Variable costing and absorption costing, the Z-Var Corporation. (R. Marple, adapted) It is the end of 2017. Z-Var Corporation began operations in January 2016. The company is so named because it has no variable costs (Zero VARiable). All its costs are fixed; they do not vary with output. Z-Var Corp. is located on the bank of a river and has its own hydroelectric plant to supply power, light, and heat. The company manufactures a synthetic fertilizer from air and river water and sells its product at a price that is not expected to change. It has a small staff of employees, all paid fixed annual salaries. The output of the plant can be increased or decreased by pressing a few buttons on a keyboard. The following budgeted and actual data are for the operations of Z-Var. The company uses budgeted production as the denominator level and writes off any production-volume variance to cost of goods sold.
2016 | 2017a | |
Sales | 30,000 tons | 30,000 tons |
Production | 60,000 tons | 0 tons |
Selling price | $ 90 per ton | $ 90 per ton |
Costs (all fixed): | ||
Manufacturing | $2,580,000 | $2,580,000 |
Operating (nonmanufacturing) | $ 102,000 | $ 102,000 |
- 1. Prepare income statements with one column for 2016, one column for 2017, and one column for the two years together using (a) variable costing and (b) absorption costing.

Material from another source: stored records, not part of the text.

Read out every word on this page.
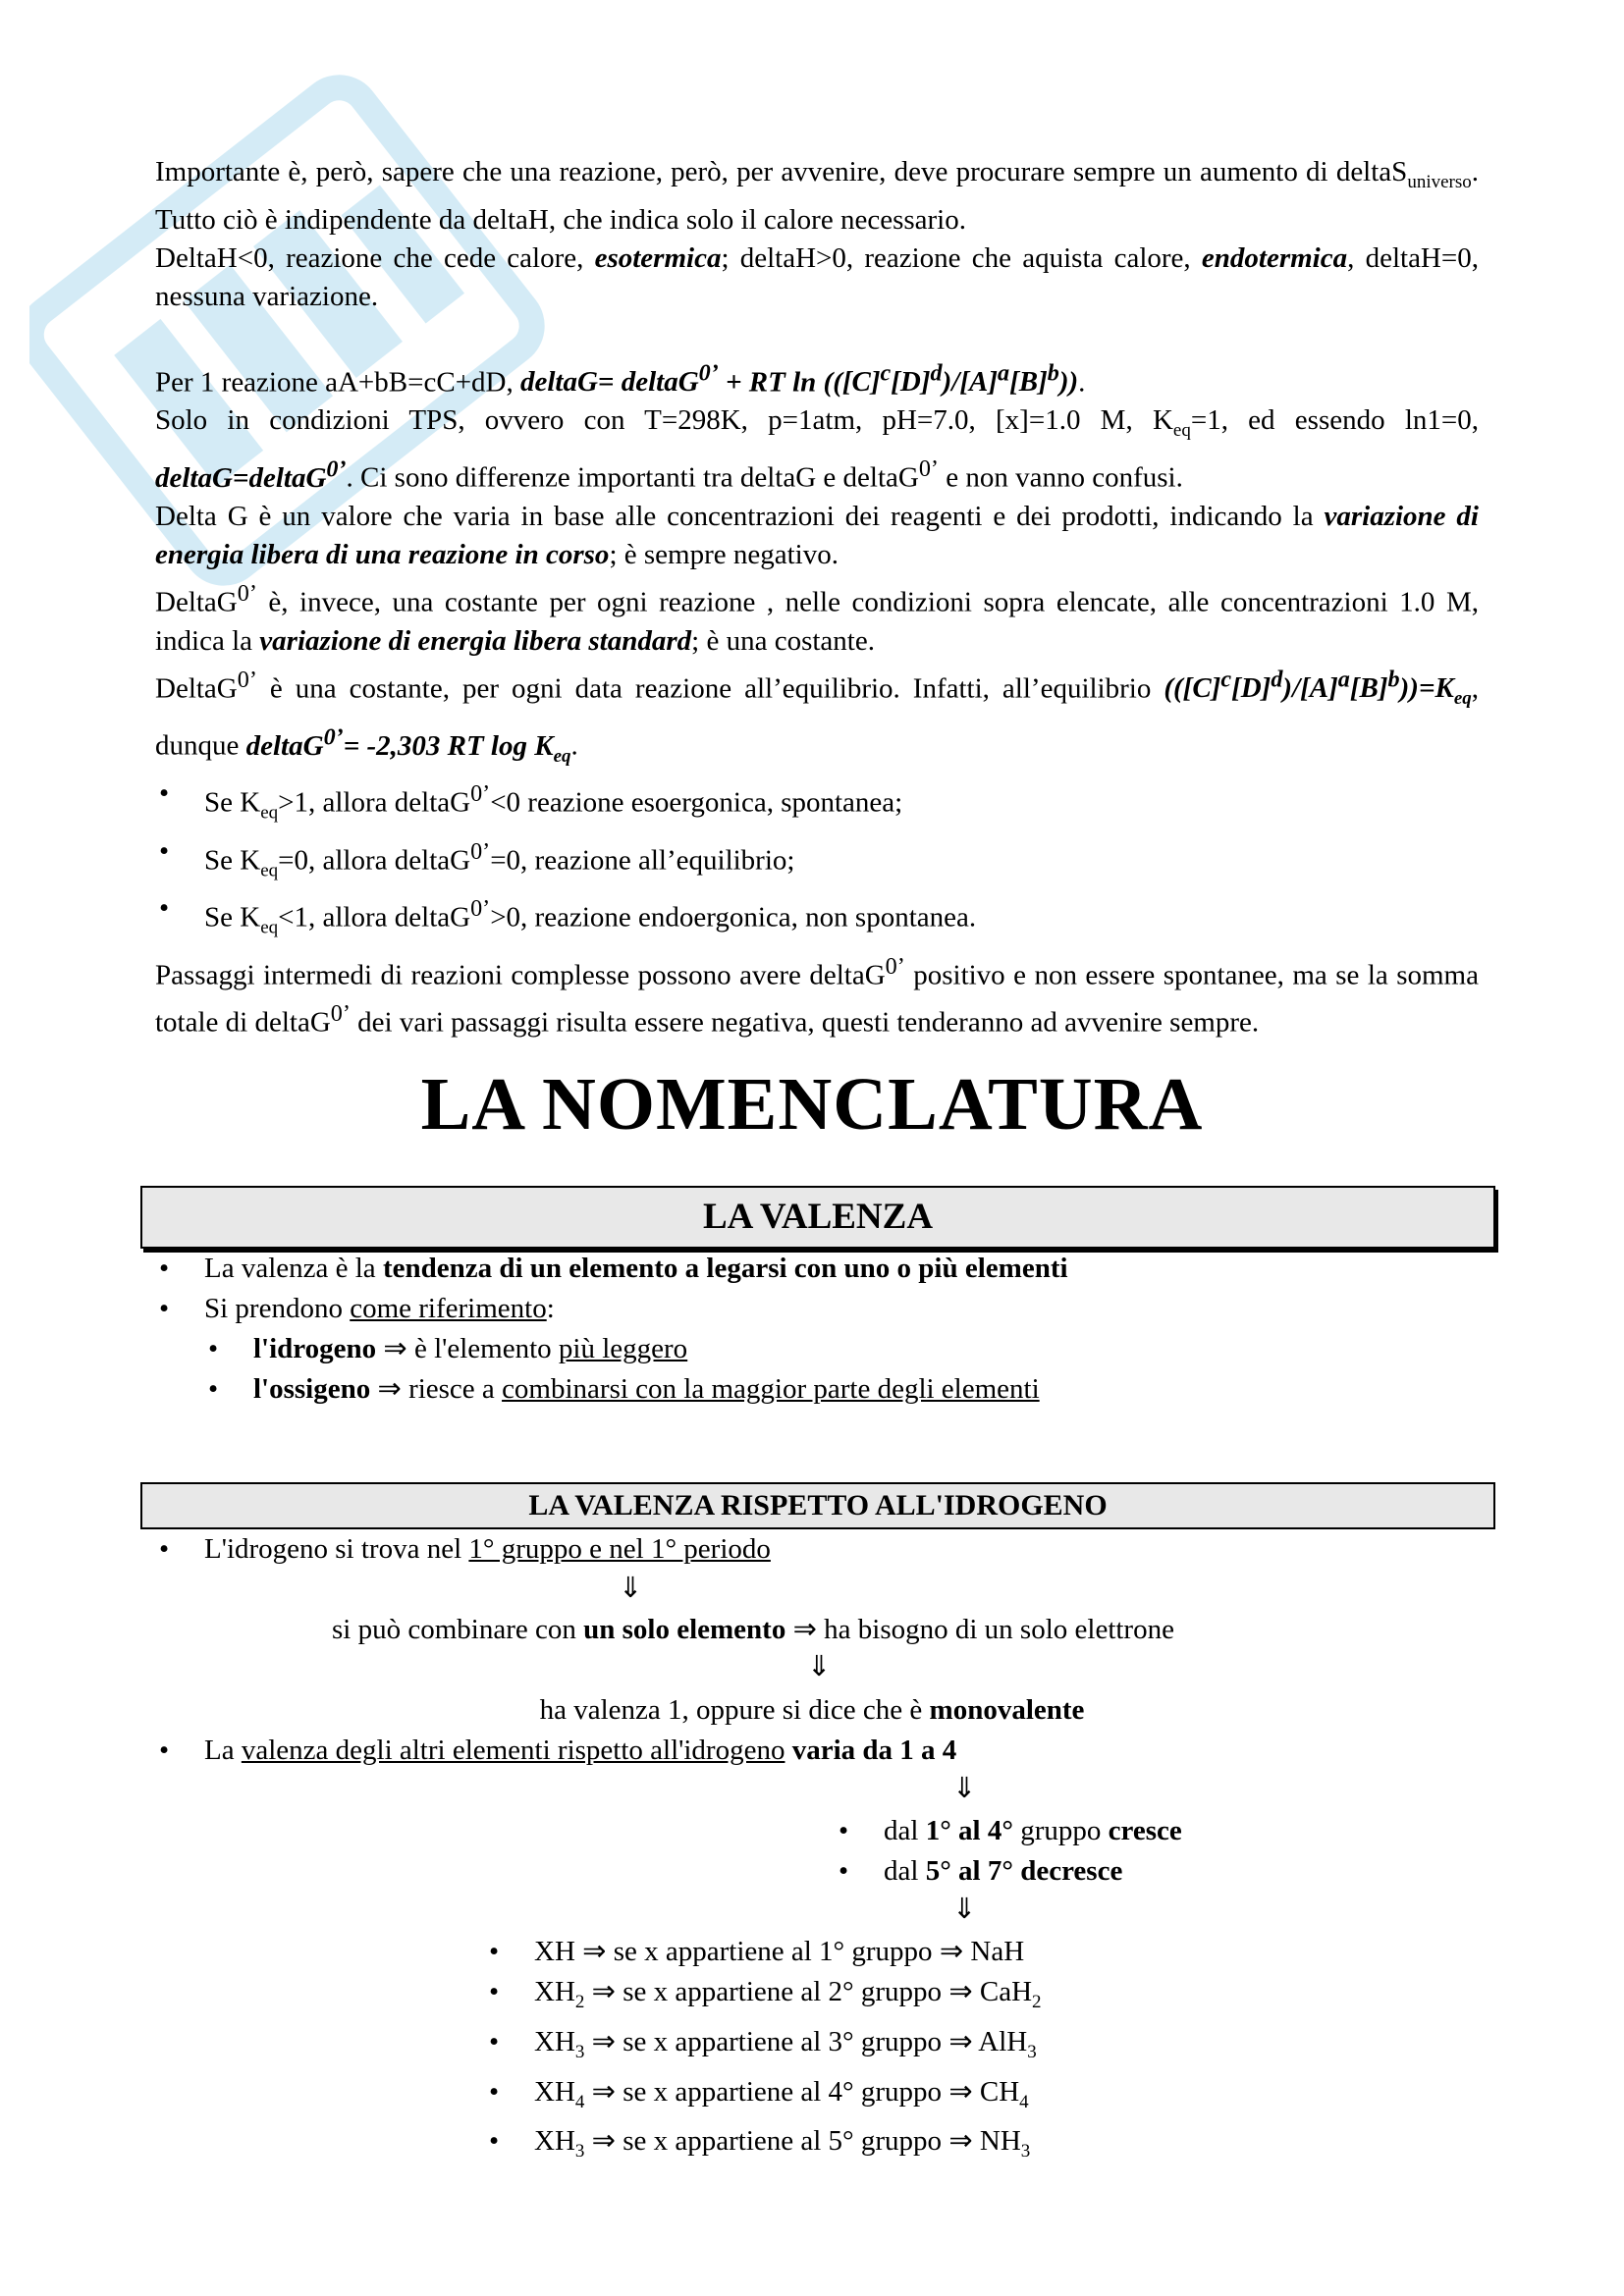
Importante è, però, sapere che una reazione, però, per avvenire, deve procurare sempre un aumento di deltaS$_{universo}$. Tutto ciò è indipendente da deltaH, che indica solo il calore necessario.

DeltaH<0, reazione che cede calore, esotermica; deltaH>0, reazione che aquista calore, endotermica, deltaH=0, nessuna variazione.

Per 1 reazione aA+bB=cC+dD, deltaG= deltaG$^{0’}$ + RT $\ln (([C]^c[D]^d)/[A]^a[B]^b)$).

Solo in condizioni TPS, ovvero con T=298K, p=1atm, pH=7.0, [x]=1.0 M, $K_{eq}=1$, ed essendo ln1=0, deltaG=deltaG$^{0’}$. Ci sono differenze importanti tra deltaG e deltaG$^{0’}$ e non vanno confusi.

Delta G è un valore che varia in base alle concentrazioni dei reagenti e dei prodotti, indicando la variazione di energia libera di una reazione in corso; è sempre negativo.

DeltaG$^{0’}$ è, invece, una costante per ogni reazione , nelle condizioni sopra elencate, alle concentrazioni 1.0 M, indica la variazione di energia libera standard; è una costante.

DeltaG$^{0’}$ è una costante, per ogni data reazione all’equilibrio. Infatti, all’equilibrio $(([C]^c[D]^d)/[A]^a[B]^b))=K_{eq}$, dunque deltaG$^{0’}$= -2,303 RT $\log K_{eq}$.

• Se $K_{eq}>1$, allora deltaG$^{0’}$<0 reazione esoergonica, spontanea;

• Se $K_{eq}=0$, allora deltaG$^{0’}$=0, reazione all’equilibrio;

• Se $K_{eq}<1$, allora deltaG$^{0’}$>0, reazione endoergonica, non spontanea.

Passaggi intermedi di reazioni complesse possono avere deltaG$^{0’}$ positivo e non essere spontanee, ma se la somma totale di deltaG$^{0’}$ dei vari passaggi risulta essere negativa, questi tenderanno ad avvenire sempre.

LA NOMENCLATURA
LA VALENZA
• La valenza è la tendenza di un elemento a legarsi con uno o più elementi
• Si prendono come riferimento:
• l'idrogeno ⇒ è l'elemento più leggero
• l'ossigeno ⇒ riesce a combinarsi con la maggior parte degli elementi
LA VALENZA RISPETTO ALL'IDROGENO
• L'idrogeno si trova nel 1° gruppo e nel 1° periodo
⇓
si può combinare con un solo elemento ⇒ ha bisogno di un solo elettrone
⇓
ha valenza 1, oppure si dice che è monovalente
• La valenza degli altri elementi rispetto all'idrogeno varia da 1 a 4
⇓
• dal 1° al 4° gruppo cresce
• dal 5° al 7° decresce
⇓
• XH ⇒ se x appartiene al 1° gruppo ⇒ NaH
• $XH_2$ ⇒ se x appartiene al 2° gruppo ⇒ CaH$_2$
• $XH_3$ ⇒ se x appartiene al 3° gruppo ⇒ AlH$_3$
• $XH_4$ ⇒ se x appartiene al 4° gruppo ⇒ $CH_4$
• $XH_3$ ⇒ se x appartiene al 5° gruppo ⇒ $NH_3$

- 2. What is the breakeven point under (a) variable costing and (b) absorption costing?
- 3. What inventory costs would be carried in the
balance sheet on December 31, 2016 and 2017 under each method? - 4. Assume that the performance of the top manager of Z-Var is evaluated and rewarded largely on the basis of reported operating income. Which costing method would the manager prefer? Why?